Based on the same sample, a logistic regression analysis was performed. The results confirmed
the importance of online lifestyle-routine activities on understanding online victimization. Older
adolescents, who reported a higher number of risky behaviors and aggression, and a lesser
parental "guardianship", presented a vulnerability to victimization significantly higher than the other
adolescents. The third empirical study (chapter IV), aims to study a modality of online victimization
that has been neglected by the literature on this subject: being victim of cyberstalking in
adolescence and the problematization of the "fear" criterion. Results confirmed that cyberstalking
is an aggravated form of cyber-harassment (42.4% of victims reported fear after victimization) and
equally prevalent among the surveyed adolescents (61.9% reported being a victim).
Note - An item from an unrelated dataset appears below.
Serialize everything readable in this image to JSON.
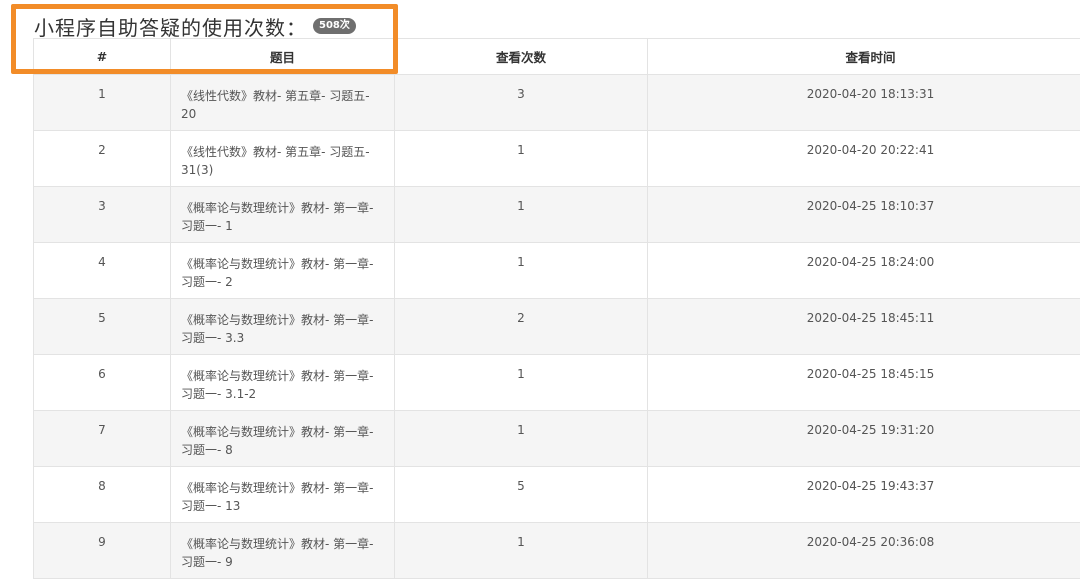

From a logistic
regression analysis, it was concluded that fear results from a complex interaction between
demographic variables associated with the adolescent (i.e. being a girl), to the dynamics of
victimization (i.e., persistence, type of behaviors experienced), and to the cyber-aggressor’s
characteristics (i.e., being a man and older). Consequently, we consider to be critical to assume
fear as an unavoidable reaction to victimization or as a key element in the delimitation of boundaries
between victims and non-victims. The last empirical study (chapter VI) explored the parental and
adolescents’ perceptions about online risky behaviors, cyber-victimization, parental mediation
strategies and their effectiveness. From the 385 dyads of parent-child analyzed, we concluded that
parents minimize the existence of online risky behaviors and cyber-harassment experiences, while
adolescents underestimate the level of parental mediation implemented. In addition, we found that
the exercise of parental mediation and the perception on parental efficacy vary according to
adolescent’s sex and age: girls and younger adolescents were targeted by higher parental
mediation and perceived a greater level of parental effectiveness.
This dissertation concludes with a discussion on the major contributions and implications
for research and practice arising from the obtained results. Recommendations addressed to
adolescents, families and schools, are also advanced and discussed.